The explanation in Winter Soldier boiled down to “they’re evil”. It would have been far more interesting if Agents revealed that the members of HYDRA actually thought they were the good guys, keeping the world safe with black-ops tactics that even SHIELD found morally repugnant. But they didn’t go there. Agent Ward is a HYDRA double-agent because he’s evil. Oh, and also because when he was a kid, Paxton’s character made him live alone in the woods for five years and shoot his dog.
But the worst part of the sudden improvement of Agents of SHIELD is how it lends more credence to the insidious myth that every TV show needs a full season (or more) to find its footing. Which then feeds into a constant game of lowered expectations where we tell ourselves that the first few months of a TV show have to be boring. They don’t. I can think of plenty of shows, like 24, The Shield, The Sopranos, Lost, and Heroes that hit the ground running and gave us strong first seasons. (Whether or not they kept up that level of quality for the rest of their runs is another story, but it does prove that it’s possible to be entertaining from episode one.)
Also, would someone tell the writers that dropping in references to obscure Marvel characters does not make for a better show? From a recurring character who becomes Deathlok, to unimpressive guest appearances by Graviton and Blackout and Lorelei, to awkward namedrops of Blizzard, Quasar, and the Griffin, I can assure them that no one other than hardcore Marvel fanatics cares about this stuff in the slightest. They need to spend less time researching old comic books and more time creating interesting original characters.
Heading into season two, Agents of SHIELD probably deserves another chance. There are plenty of plot threads from season one still left to be tied up, and a few interesting guest stars on the horizon, including Lucy Lawless, Kyle MacLachlan, Haley Atwell (appearing in flashback as Peggy Carter), and Adrianne Palicki as Mockingbird. And yet, this series still doesn’t qualify as must-see TV. This is definitely not a show where I feel compelled to watch every episode as soon as it airs because everybody will be talking about it the next day. Agents of SHIELD is never going to give us any true shocks or surprises. No matter what, Marvel is always going to save its A material for the movies.

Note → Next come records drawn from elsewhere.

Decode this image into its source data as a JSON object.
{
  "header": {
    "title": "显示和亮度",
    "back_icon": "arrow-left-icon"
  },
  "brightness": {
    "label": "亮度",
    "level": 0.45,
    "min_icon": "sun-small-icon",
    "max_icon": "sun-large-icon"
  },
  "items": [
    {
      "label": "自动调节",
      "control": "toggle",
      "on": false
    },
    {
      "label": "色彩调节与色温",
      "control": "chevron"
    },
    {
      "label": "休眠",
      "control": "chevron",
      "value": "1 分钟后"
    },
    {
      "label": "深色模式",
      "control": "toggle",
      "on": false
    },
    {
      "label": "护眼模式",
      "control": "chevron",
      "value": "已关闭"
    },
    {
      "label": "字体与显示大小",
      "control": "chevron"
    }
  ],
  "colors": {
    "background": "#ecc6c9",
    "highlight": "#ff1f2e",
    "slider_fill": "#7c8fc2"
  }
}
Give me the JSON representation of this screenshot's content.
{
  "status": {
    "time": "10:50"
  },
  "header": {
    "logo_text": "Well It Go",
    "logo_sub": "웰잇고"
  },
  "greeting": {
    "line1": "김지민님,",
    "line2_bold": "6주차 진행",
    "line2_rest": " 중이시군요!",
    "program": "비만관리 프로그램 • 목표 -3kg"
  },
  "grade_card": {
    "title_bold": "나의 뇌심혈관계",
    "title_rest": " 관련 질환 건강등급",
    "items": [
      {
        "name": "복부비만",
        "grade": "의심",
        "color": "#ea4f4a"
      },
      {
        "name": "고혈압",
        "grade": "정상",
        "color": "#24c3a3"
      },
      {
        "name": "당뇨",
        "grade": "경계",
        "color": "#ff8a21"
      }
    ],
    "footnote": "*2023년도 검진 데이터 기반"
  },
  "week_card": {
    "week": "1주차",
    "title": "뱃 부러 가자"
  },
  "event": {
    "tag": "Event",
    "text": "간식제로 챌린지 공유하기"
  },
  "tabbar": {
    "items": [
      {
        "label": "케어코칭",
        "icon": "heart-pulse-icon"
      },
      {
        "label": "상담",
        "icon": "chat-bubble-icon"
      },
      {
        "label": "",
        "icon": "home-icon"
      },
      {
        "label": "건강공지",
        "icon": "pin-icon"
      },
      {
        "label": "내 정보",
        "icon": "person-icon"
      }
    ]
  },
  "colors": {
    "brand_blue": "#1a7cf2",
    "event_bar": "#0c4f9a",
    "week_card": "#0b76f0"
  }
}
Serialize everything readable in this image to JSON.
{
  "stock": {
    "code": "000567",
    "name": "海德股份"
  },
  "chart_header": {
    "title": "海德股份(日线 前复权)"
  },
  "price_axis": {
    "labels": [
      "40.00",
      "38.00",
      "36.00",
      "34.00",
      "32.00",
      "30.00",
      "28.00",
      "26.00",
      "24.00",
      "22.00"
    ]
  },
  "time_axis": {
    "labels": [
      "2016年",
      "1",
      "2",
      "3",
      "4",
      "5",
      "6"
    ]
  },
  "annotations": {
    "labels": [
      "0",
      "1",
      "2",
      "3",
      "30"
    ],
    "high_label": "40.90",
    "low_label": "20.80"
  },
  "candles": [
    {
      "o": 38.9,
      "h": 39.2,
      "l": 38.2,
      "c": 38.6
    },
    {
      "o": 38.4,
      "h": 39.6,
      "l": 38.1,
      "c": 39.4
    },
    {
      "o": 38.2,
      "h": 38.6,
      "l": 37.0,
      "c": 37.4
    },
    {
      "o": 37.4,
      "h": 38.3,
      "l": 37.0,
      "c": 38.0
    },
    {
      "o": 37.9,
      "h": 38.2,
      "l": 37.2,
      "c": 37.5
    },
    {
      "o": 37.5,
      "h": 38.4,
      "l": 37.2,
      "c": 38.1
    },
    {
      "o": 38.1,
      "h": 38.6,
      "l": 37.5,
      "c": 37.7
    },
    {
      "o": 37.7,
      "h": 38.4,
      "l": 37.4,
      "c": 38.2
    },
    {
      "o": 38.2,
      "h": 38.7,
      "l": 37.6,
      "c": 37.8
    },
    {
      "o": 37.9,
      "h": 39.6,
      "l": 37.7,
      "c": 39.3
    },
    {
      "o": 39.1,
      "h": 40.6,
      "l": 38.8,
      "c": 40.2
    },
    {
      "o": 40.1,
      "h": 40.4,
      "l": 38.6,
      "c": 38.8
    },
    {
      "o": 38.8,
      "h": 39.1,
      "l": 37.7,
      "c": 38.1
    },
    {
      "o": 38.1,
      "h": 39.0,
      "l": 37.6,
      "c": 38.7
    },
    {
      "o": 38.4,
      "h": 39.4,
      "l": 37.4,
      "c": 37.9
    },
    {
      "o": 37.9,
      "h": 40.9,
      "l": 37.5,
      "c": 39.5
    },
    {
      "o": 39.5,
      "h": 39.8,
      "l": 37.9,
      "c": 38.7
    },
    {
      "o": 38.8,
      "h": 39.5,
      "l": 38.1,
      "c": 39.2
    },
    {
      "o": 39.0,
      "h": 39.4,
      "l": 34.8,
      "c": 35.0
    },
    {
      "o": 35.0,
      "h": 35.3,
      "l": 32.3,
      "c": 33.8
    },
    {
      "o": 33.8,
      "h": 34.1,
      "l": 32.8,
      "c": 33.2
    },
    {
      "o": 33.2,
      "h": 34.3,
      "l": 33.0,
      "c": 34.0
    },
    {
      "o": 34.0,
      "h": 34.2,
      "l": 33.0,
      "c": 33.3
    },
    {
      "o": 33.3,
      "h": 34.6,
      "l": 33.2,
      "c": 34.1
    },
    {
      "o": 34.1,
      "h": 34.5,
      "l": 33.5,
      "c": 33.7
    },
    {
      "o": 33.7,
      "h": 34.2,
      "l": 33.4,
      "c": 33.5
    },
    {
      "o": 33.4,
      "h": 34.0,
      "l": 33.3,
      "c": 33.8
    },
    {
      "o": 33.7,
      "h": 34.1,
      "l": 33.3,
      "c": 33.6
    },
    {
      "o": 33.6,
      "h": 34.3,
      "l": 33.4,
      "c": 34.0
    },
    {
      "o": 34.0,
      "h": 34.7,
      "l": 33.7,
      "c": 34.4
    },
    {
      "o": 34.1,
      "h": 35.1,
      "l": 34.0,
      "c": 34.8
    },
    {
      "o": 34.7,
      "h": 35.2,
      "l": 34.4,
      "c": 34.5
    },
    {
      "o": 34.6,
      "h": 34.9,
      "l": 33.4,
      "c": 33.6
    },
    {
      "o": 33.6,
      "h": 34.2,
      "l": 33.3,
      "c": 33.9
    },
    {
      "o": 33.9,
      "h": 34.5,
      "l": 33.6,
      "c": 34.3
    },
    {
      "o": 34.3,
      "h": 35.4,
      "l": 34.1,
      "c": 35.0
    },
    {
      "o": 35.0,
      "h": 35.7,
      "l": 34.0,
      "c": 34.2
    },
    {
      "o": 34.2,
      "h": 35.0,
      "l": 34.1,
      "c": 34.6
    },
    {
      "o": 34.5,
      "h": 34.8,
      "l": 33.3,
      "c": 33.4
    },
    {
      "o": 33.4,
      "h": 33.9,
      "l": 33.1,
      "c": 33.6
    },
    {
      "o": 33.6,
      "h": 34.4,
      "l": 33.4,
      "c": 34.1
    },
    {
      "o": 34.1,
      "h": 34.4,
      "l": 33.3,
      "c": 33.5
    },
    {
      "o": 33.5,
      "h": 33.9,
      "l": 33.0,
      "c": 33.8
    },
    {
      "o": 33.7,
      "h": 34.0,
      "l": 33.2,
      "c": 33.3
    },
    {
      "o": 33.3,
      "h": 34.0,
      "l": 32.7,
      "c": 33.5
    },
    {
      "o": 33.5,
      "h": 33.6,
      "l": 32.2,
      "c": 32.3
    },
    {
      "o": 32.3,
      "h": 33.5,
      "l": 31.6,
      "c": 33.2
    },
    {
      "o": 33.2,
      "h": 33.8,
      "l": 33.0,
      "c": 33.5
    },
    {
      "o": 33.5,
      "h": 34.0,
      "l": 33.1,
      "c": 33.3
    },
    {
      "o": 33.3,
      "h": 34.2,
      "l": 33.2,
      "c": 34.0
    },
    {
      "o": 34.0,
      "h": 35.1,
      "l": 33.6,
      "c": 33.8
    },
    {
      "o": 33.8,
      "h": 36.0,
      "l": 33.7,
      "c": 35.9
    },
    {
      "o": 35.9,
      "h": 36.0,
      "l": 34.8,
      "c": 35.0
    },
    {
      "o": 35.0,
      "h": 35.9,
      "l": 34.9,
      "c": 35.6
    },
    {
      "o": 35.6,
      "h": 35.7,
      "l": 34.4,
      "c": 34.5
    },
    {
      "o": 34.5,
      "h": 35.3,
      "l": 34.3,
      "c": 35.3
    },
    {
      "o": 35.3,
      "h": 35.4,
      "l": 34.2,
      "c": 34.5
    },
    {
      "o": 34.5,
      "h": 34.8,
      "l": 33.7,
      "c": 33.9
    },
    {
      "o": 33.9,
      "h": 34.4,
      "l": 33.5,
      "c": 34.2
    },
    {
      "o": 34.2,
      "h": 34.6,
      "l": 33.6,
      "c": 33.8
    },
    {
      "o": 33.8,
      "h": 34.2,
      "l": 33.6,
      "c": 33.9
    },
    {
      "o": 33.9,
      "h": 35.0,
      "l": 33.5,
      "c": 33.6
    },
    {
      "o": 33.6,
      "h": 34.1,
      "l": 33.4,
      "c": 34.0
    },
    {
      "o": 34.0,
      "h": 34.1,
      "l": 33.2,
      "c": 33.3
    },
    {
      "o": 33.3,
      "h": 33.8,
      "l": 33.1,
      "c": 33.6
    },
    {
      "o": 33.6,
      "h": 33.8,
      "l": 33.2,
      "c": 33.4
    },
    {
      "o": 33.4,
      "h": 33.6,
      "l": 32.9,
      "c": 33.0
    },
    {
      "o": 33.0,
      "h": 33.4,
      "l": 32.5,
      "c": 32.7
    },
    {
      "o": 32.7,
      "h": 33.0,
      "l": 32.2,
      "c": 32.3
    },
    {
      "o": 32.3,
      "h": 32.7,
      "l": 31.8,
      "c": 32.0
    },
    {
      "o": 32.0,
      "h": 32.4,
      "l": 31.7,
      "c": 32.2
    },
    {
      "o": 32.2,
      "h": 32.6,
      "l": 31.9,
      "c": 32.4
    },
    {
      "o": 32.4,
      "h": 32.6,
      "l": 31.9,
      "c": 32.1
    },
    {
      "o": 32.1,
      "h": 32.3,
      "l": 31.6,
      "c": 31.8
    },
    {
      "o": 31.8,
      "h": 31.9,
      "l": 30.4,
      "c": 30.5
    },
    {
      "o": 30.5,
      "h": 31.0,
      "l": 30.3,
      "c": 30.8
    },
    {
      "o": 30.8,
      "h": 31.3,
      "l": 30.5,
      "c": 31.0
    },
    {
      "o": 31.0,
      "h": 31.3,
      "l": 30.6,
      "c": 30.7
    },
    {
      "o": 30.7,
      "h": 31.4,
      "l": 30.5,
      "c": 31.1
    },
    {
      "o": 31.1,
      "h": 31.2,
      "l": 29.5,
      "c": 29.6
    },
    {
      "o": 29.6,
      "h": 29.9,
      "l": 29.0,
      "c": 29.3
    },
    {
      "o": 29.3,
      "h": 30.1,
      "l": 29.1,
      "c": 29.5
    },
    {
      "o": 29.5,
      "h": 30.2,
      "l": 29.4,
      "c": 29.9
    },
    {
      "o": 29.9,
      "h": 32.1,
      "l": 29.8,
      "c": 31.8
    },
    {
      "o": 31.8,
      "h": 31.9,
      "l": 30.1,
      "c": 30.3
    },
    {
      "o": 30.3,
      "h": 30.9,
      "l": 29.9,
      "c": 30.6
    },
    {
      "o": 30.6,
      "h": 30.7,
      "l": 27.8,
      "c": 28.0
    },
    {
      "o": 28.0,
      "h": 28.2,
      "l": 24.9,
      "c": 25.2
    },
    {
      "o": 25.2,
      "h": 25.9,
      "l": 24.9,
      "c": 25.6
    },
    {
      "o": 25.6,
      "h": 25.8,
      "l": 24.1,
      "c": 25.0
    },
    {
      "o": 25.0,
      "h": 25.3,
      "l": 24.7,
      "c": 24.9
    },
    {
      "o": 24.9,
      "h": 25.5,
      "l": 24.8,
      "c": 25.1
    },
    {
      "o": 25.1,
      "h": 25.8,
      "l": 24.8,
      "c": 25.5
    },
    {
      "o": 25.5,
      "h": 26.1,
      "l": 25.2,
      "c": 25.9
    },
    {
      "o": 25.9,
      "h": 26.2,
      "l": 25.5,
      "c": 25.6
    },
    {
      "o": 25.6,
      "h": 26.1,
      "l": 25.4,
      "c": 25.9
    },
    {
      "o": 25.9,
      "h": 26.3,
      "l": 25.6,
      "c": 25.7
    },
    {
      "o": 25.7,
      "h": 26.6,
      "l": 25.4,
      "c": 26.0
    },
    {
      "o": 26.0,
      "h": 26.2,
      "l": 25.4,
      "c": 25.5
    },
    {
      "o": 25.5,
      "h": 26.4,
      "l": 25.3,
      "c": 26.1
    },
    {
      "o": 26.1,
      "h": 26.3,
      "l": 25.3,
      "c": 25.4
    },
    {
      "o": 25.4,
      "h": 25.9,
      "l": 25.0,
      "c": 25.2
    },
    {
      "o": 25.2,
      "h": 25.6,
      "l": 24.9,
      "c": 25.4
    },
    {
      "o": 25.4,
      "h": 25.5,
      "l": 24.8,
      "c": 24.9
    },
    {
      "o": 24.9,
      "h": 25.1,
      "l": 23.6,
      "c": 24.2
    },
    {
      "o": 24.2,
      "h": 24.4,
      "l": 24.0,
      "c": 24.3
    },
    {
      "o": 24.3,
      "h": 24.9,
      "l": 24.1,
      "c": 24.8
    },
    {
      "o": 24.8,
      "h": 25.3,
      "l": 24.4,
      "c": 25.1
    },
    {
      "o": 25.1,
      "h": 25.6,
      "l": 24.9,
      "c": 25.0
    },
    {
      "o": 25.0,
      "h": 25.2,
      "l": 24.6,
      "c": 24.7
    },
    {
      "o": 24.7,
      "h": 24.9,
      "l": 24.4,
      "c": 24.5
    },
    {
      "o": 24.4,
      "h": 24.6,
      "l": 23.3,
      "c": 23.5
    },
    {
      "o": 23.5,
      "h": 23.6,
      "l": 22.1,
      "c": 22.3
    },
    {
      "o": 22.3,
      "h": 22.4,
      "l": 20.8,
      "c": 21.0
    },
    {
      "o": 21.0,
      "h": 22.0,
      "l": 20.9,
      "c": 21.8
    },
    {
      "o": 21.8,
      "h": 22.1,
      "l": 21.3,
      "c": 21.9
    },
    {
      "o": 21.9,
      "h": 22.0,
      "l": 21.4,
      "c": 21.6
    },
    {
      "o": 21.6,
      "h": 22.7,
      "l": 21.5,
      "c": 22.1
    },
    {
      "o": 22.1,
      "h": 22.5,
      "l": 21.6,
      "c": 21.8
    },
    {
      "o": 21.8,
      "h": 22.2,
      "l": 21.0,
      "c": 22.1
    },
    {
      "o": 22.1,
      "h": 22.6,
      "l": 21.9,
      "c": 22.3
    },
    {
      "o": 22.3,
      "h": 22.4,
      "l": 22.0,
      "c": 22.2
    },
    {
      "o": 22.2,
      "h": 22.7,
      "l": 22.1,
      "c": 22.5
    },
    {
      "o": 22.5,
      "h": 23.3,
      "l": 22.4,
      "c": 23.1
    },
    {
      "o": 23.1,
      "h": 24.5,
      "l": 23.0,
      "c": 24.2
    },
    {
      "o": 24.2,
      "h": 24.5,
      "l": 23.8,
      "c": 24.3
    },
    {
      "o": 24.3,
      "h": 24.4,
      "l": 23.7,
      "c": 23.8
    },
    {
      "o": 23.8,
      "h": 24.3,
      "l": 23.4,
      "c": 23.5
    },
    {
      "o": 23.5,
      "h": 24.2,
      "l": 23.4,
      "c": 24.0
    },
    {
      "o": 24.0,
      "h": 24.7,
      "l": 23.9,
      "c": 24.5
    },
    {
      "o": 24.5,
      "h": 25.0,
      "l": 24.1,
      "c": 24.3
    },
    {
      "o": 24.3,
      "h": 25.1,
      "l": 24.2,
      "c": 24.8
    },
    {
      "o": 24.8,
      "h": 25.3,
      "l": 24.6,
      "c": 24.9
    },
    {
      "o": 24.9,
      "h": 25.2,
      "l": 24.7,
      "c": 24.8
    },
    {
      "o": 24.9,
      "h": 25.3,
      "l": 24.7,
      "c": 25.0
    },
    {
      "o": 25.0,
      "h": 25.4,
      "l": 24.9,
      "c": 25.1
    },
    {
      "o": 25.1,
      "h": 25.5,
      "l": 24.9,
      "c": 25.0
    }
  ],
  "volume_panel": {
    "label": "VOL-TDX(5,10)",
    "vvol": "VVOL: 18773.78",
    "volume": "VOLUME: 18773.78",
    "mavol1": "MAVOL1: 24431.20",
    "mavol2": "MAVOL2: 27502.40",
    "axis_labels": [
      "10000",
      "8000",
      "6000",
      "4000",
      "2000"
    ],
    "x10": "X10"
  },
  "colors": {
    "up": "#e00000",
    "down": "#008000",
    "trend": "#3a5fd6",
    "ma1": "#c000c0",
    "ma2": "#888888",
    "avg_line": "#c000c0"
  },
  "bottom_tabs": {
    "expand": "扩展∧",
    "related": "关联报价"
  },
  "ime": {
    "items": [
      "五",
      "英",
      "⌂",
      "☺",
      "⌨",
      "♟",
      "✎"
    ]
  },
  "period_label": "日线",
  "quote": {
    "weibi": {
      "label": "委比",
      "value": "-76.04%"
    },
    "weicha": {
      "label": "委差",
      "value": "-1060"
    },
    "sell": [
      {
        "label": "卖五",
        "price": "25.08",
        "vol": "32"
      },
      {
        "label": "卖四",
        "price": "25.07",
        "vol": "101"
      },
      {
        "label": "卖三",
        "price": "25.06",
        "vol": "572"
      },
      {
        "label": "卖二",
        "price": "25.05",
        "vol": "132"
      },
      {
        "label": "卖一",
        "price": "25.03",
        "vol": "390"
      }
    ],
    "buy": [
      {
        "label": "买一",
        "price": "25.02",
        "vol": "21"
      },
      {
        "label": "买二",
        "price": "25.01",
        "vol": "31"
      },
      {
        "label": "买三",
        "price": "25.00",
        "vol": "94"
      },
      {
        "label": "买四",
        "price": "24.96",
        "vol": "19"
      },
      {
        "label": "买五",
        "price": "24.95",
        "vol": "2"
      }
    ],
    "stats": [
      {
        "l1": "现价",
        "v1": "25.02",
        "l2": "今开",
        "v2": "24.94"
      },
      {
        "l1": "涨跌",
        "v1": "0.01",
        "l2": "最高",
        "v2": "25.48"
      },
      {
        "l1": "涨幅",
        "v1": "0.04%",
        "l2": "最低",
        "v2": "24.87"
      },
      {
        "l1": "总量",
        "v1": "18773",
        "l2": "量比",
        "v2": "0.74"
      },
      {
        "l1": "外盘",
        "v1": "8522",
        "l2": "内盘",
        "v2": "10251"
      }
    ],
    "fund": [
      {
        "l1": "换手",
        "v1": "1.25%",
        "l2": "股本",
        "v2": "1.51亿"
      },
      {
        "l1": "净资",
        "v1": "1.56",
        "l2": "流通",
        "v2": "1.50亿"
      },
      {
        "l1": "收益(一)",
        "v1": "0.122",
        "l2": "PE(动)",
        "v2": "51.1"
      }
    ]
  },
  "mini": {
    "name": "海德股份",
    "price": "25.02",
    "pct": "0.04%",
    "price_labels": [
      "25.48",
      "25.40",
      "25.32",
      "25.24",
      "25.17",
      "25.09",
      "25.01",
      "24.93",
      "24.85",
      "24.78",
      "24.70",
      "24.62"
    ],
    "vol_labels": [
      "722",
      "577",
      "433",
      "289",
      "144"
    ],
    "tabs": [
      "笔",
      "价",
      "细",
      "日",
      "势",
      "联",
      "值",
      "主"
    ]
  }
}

I think it goes without saying that if we had gotten the spring episodes back in the fall, my feelings would be a lot different. I didn’t have high expectations for this show, and all I ever wanted was some fun cloak-and-dagger action (and no, I don’t mean Cloak and Dagger, though I’m sure those two will be referenced in a throwaway line sooner or later). It’s unclear who’s to blame for why it took the better part of a year for Agents of SHIELD to finally deliver that action, but hopefully the makers of future Marvel shows like Agent Carter and Daredevil have learned a lesson from this, and won’t make the same mistakes.